L’apport supplémentaire d’oxygène, l’entraînement en hyperoxie, gagne en popularité, mais rien ne prouve que la technique rende ceux qui s’y adonnent plus rapides pour autant.

Quant on parle de moduler ses apports en oxygène pendant un entraînement sportif, on pense habituellement à s’entraîner en altitude comme le font les Kényans, ce qui force le corps à s’adapter en utilisant moins d’oxygène, ainsi devient-il plus efficace avec la quantité d’oxygène qu’il reçoit.

Mais on entend de plus en plus parler d’entraînement “hyperoxique” ou en hyperoxie, ce qui signifie que le sportif porte un masque pour recevoir des niveaux d’oxygène plus élevés que la normale pendant sa séance d’entraînement, ce qui (en théorie) permettrait d’aller plus vite et plus dur avant que la fatigue ne le frappe.

Est-ce que ça marche ? L’entraînement hyperoxique a été étudié il y a de cela plusieurs décennies [1]. Et comme les résultats de l’étude de Bannister le montrent, le fait d’inspirer plus d’oxygène vous permet d’aller plus loin et plus vite que vous seriez autrement capable de faire.
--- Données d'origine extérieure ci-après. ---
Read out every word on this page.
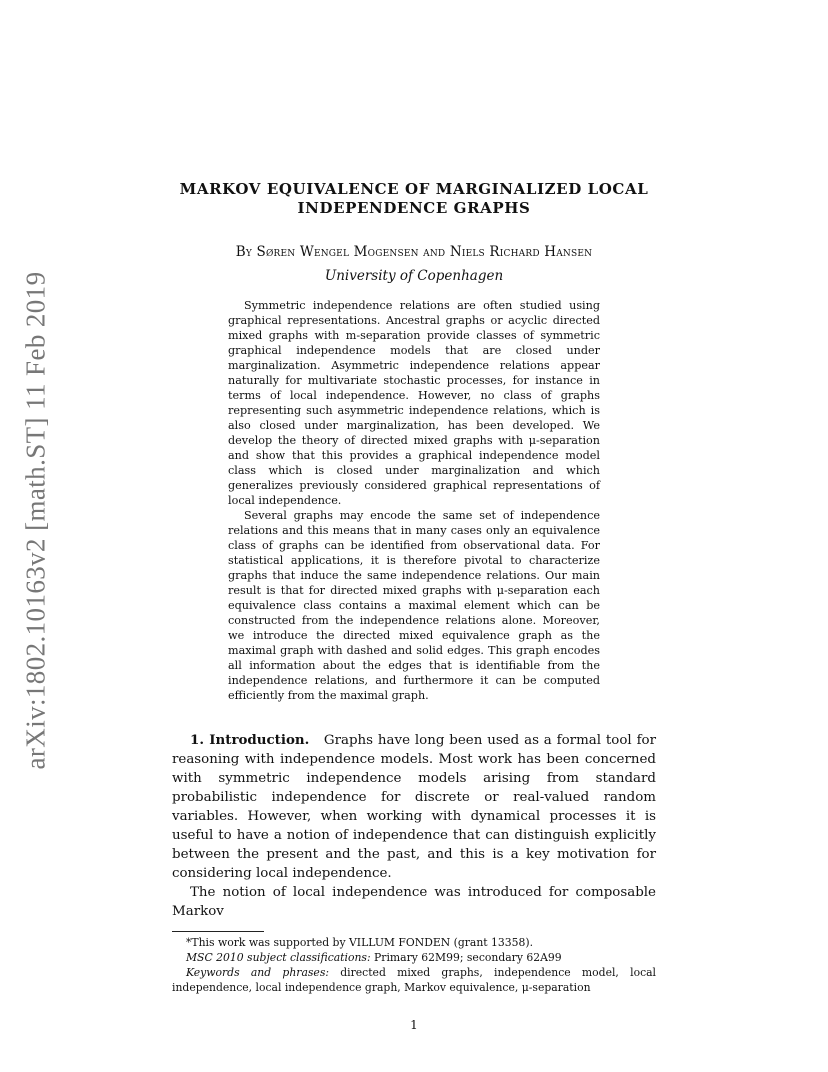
arXiv:1802.10163v2 [math.ST] 11 Feb 2019
MARKOV EQUIVALENCE OF MARGINALIZED LOCAL
INDEPENDENCE GRAPHS
By Søren Wengel Mogensen and Niels Richard Hansen
University of Copenhagen

Symmetric independence relations are often studied using graphical representations. Ancestral graphs or acyclic directed mixed graphs with m-separation provide classes of symmetric graphical independence models that are closed under marginalization. Asymmetric independence relations appear naturally for multivariate stochastic processes, for instance in terms of local independence. However, no class of graphs representing such asymmetric independence relations, which is also closed under marginalization, has been developed. We develop the theory of directed mixed graphs with μ-separation and show that this provides a graphical independence model class which is closed under marginalization and which generalizes previously considered graphical representations of local independence.

Several graphs may encode the same set of independence relations and this means that in many cases only an equivalence class of graphs can be identified from observational data. For statistical applications, it is therefore pivotal to characterize graphs that induce the same independence relations. Our main result is that for directed mixed graphs with μ-separation each equivalence class contains a maximal element which can be constructed from the independence relations alone. Moreover, we introduce the directed mixed equivalence graph as the maximal graph with dashed and solid edges. This graph encodes all information about the edges that is identifiable from the independence relations, and furthermore it can be computed efficiently from the maximal graph.

1. Introduction. Graphs have long been used as a formal tool for reasoning with independence models. Most work has been concerned with symmetric independence models arising from standard probabilistic independence for discrete or real-valued random variables. However, when working with dynamical processes it is useful to have a notion of independence that can distinguish explicitly between the present and the past, and this is a key motivation for considering local independence.

The notion of local independence was introduced for composable Markov

*This work was supported by VILLUM FONDEN (grant 13358).

MSC 2010 subject classifications: Primary 62M99; secondary 62A99

Keywords and phrases: directed mixed graphs, independence model, local independence, local independence graph, Markov equivalence, μ-separation

1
Par exemple, pendant un test sur tapis de course à 10 km/h et à 14% d’inclinaison, Bannister a atteint l’échec après 8,45 minutes quand il respirait avec des niveaux normaux d’oxygène (à 21%), et avec 66% d’oxygène il courait deux fois plus loin sans défaillir.

La vraie question, cependant, est de savoir si faire ce genre d’entraînement permet à un athlète de courir plus vite une fois le masque retiré, étant donné que ce genre d’équipement est interdit et qu’on ne va se pas se balader toute la journée avec un masque sur le visage ! Il y a plusieurs études qui ont laissé entendre que ce pourrait bien être le cas, mais aucune étude d’une qualité irréprochable, ni rigoureusement contrôlée, n’a pu démontrer que s’entrainer de la sorte apportait des bénéfices de la performance sportive.

L’autre problème est d’ordre pratique. C’est bien beau de s’entraîner sur un vélo stationnaire ou un tapis de course, mais il ne s’agit ni l’un ni l’autre de conditions d’entraînement dans des environnements optimaux. C’est la question posée par une étude de chercheurs Australiens [2] qui ont fait réaliser un entraînement par intervalles à des coureurs (10 x 3 mn à 85% de leur Vo2max, suivi d’une minute trente de repos à chaque fois), en leur faisant respirer un air constitué à 99,5% d’oxygène pendant la période de repos plutôt que pendant qu’ils couraient.

Comme ils s’y attendaient, le niveau de saturation en oxygène dans le sang a récupéré plus rapidement dans le groupe qui avait reçu de l’oxygène que dans le groupe normal (la saturation en oxygène peut chuter à 8-13% pendant des entraînements intensifs par intervalles). Mais cela ne se traduit pas nécessairement par de meilleurs résultats. Plus précisément, cette étude a essayé de savoir si l’oxygène réduirait les niveaux d’inflammation et de stress oxydatif après un entraînement sportif. Voici ce qu’ils ont trouvé concernant l’interleukine-6, qui est un marqueur relatif de la réaction inflammatoire :


Il n’y a pas de différences significatives entre le groupe qui respirait 21% d’oxygène (NORM) et celui à 99% d’oxygène (HYP), la même chose a été observée pour un marqueur du stress oxydatif.

Alors, qu’est-ce que cela permet de conclure à propos de l’entraînement hyperoxique ? Rien de bien concluant. Contrairement à d’autres techniques d’entraînement qui sont purement bidon (comme avec les bracelets équilibres par exemple), l’apport supplémentaire en oxygène produit réellement des effets physiologiques significatifs. La question est maintenant de savoir si c’est un outil d’entraînement utile, et si c’est le cas, comment il devrait être utilisé. Car après tout, courir en pente descendante permet aussi d’aller réellement plus vite avec moins d’efforts, mais ce n’est pas pour autant devenu une technique d’entrainement révolutionnaire.

Références :

[1] The Effects on the respiration and performance during exercise of adding oxygen to the inspired air. R. G. Bannister, D. J. C. Cunningham. J. Physiol., (I954) I25, II8-I37.

[2] Effect of supplemental oxygen on post-exercise inflammatory response and oxidative stress.
White J, Dawson B, Landers G, Croft K, Peeling P. Eur J Appl Physiol. 2012.